Re: [HACKERS] weird buildfarm failures on arm/mipsel and --with-tcl

2007-01-28 Thread Tom Lane
I wrote:
> One possibility for fixing it is that maybe we should be making an
> effort to execute Tcl_Finalize() before exiting the backend.  If so,
> having pltcl set up an on_proc_exit callback to do it would be the
> appropriate thing.  This is all speculation though.

Just for grins I tried this, and I can see by strace'ing that it changes
the process-shutdown-time behavior quite a lot: the secondary thread now
exits first, apparently after being told to via a message from the
primary.  So I think this might indeed be something good to do.  Would
you try the attached patch and see if it changes the behavior on your
systems?  (This patch is very ugly and will draw compiler warnings, but
don't worry about that yet.)

regards, tom lane

Index: pltcl.c
===
RCS file: /cvsroot/pgsql/src/pl/tcl/pltcl.c,v
retrieving revision 1.108
diff -c -r1.108 pltcl.c
*** pltcl.c 4 Oct 2006 00:30:14 -   1.108
--- pltcl.c 28 Jan 2007 21:45:40 -
***
*** 26,31 
--- 26,32 
  #include "fmgr.h"
  #include "nodes/makefuncs.h"
  #include "parser/parse_type.h"
+ #include "storage/ipc.h"
  #include "tcop/tcopprot.h"
  #include "utils/builtins.h"
  #include "utils/lsyscache.h"
***
*** 245,250 
--- 246,253 
 /
if (!pltcl_be_init_done)
{
+   on_proc_exit(Tcl_Finalize, 0);
+ 
if (SPI_connect() != SPI_OK_CONNECT)
elog(ERROR, "SPI_connect failed");
pltcl_init_load_unknown(pltcl_norm_interp);

---(end of broadcast)---
TIP 5: don't forget to increase your free space map settings


Re: [HACKERS] weird buildfarm failures on arm/mipsel and --with-tcl

2007-01-28 Thread Tom Lane
Stefan Kaltenbrunner <[EMAIL PROTECTED]> writes:
> FWIW - I removed --with-tcl from quagga's configuration about two weeks
> ago and it has not failed(for that reason) again. So the issue most
> definitly looks like plptcl related ...

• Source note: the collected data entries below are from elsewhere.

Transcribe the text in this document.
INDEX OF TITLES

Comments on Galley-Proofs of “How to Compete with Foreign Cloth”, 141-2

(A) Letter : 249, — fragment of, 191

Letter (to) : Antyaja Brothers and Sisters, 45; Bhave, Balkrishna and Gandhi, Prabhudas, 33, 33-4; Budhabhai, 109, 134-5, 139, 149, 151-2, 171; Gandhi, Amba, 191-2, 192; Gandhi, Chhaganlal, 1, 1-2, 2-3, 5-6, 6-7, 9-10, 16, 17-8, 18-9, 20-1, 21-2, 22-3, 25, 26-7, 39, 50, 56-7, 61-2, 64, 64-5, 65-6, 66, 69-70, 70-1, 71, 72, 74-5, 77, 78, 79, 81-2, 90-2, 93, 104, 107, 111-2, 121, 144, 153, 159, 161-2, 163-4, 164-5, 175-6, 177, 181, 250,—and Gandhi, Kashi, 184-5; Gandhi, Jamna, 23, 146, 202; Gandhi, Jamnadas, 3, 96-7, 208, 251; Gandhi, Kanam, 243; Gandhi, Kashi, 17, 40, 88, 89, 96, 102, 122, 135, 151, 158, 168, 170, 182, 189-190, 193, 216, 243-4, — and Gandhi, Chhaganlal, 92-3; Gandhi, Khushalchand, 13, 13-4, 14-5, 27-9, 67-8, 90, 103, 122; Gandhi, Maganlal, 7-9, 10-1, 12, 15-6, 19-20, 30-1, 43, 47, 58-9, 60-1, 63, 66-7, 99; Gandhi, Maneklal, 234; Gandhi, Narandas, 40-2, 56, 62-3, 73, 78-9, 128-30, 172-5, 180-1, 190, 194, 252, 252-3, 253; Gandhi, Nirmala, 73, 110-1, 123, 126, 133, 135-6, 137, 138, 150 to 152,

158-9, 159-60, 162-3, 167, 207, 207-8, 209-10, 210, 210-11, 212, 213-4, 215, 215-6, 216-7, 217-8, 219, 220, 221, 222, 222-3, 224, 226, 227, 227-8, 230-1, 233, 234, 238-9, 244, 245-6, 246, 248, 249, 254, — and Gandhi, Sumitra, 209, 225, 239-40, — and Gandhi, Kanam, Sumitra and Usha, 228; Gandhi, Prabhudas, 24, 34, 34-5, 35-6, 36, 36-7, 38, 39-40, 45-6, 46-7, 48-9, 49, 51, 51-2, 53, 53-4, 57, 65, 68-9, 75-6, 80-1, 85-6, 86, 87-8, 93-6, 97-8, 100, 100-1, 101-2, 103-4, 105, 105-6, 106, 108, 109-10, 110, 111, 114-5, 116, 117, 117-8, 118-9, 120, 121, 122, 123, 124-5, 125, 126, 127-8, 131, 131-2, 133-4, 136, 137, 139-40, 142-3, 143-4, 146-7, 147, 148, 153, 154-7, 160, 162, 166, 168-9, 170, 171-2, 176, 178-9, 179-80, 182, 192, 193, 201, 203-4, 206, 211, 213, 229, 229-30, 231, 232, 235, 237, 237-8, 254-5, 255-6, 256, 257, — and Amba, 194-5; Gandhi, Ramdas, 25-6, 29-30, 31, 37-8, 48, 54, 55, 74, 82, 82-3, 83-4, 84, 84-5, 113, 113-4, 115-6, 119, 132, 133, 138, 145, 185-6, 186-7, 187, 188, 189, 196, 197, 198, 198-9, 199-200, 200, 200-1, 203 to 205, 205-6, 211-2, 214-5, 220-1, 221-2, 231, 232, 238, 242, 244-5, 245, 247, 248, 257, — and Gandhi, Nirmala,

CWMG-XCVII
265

I poked around a bit in the Tcl sources, and as far as I can tell it
will never call atexit() on a Linux platform.  So that theory isn't
right.  However, what I found out via strace'ing is that on my own
Linux machine, Tcl launches a second thread as soon as it's loaded.
This thread just does a select() and sits there.  I am not certain
but I think it must be the "notifier" facility seen in the Tcl sources.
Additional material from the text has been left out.